Tuesday 21 September 2010

The lost cause that is Afghanistan


Herald foreign affairs editor David Pratt is correct when he writes 'We are losing the war in Afghanistan. The mission is lost' ['Now civil war looms for the lost cause that is Afghanistan' Herald 17/9/10] and the reasons for this looming defeat have been obvious for some time. Uppermost among them is the fact that the USA and Britain are occupying a country who doesn't want us to be there. The majority of Afghanistan's 33million citizens now see Britain and American soldiers as armies of occupation. The origins of this view lie in Tony Blair's decision to invade Afghanistan in 2001 claiming they were responsible for the 9/11 attacks.
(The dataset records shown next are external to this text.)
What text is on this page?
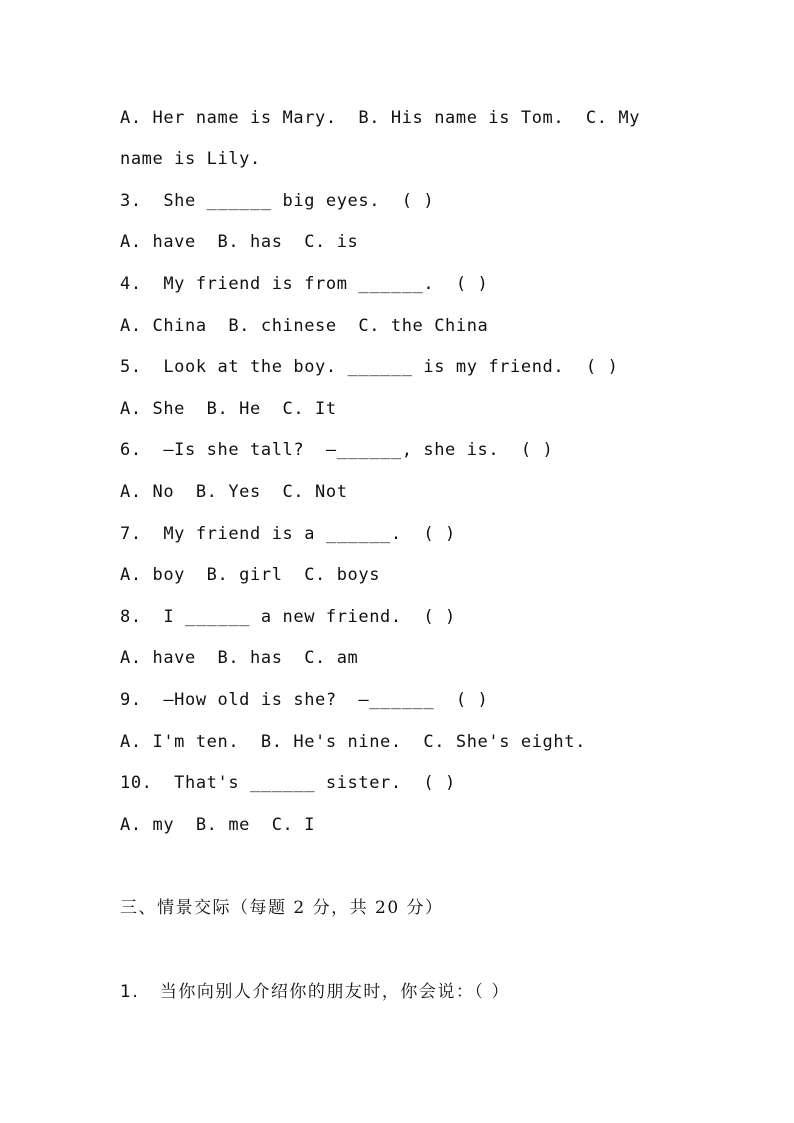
A. Her name is Mary.  B. His name is Tom.  C. My
name is Lily.
3.  She ______ big eyes.  ( )
A. have  B. has  C. is
4.  My friend is from ______.  ( )
A. China  B. chinese  C. the China
5.  Look at the boy. ______ is my friend.  ( )
A. She  B. He  C. It
6.  —Is she tall?  —______, she is.  ( )
A. No  B. Yes  C. Not
7.  My friend is a ______.  ( )
A. boy  B. girl  C. boys
8.  I ______ a new friend.  ( )
A. have  B. has  C. am
9.  —How old is she?  —______  ( )
A. I'm ten.  B. He's nine.  C. She's eight.
10.  That's ______ sister.  ( )
A. my  B. me  C. I
三、情景交际（每题 2 分，共 20 分）
1.   当你向别人介绍你的朋友时，你会说：（ ）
He knew then, as we know now, not a single Afghan was involved. He also knew the Taliban had offered to hand over Bin Laden for trial three times but George Bush preferred 'a military solution'. So Britain invaded a country guilty of no crime, has occupied it for the best part of a decade and some 50,000 innocent Afghan civilians have now been killed. No wonder they don't want us to be there!
The insurgency is winning in Afghanistan because Britain and the US, in time honoured colonial fashion, alienated the population by installing a corrupt and illegitimate puppet regime with Hamid Karzai at its head, despised by its citizens.
All the polls in this country highlight the lack of confidence the UK population have in the political leaders as 75% want to see the troops brought back home. Why, people increasingly ask, should another 340 British soldiers die in this shameful war. They will die, we are told, until the thoroughly discredited Afghan army and police force can take over. There is in reality no such thing as a National army or police force in Afghanistan only local militias and paramilitaries loyal to the various warlords and gangsters who pay their wages. All the parties at Westminster who prop up this futile 'handover strategy' are well aware of the 'back channels' opened up to the Taliban leadership just as they were with the IRA in the 1980's. So the conclusion David Pratt rightly poses is that Britain's legacy to Afghanistan is the same blood curdling civil war which followed the Soviet withdrawal of the 1980's.
The Scottish Socialist Party in contrast to the Westminster parties campaigns to bring home the troops. If Afghanistan is to prosper as a democratic and stable country the future rests with people like the remarkable Afghan MP Malalai Joya -one of the very few actually elected. She campaigns for a democratic, multi-ethnic Afghanistan and she asks of people who share her vision that we first of all withdraw all foreign forces from her country.

1 comment:

  1. So why do your youth wing violently attack the BNP that were campaigning to end the war?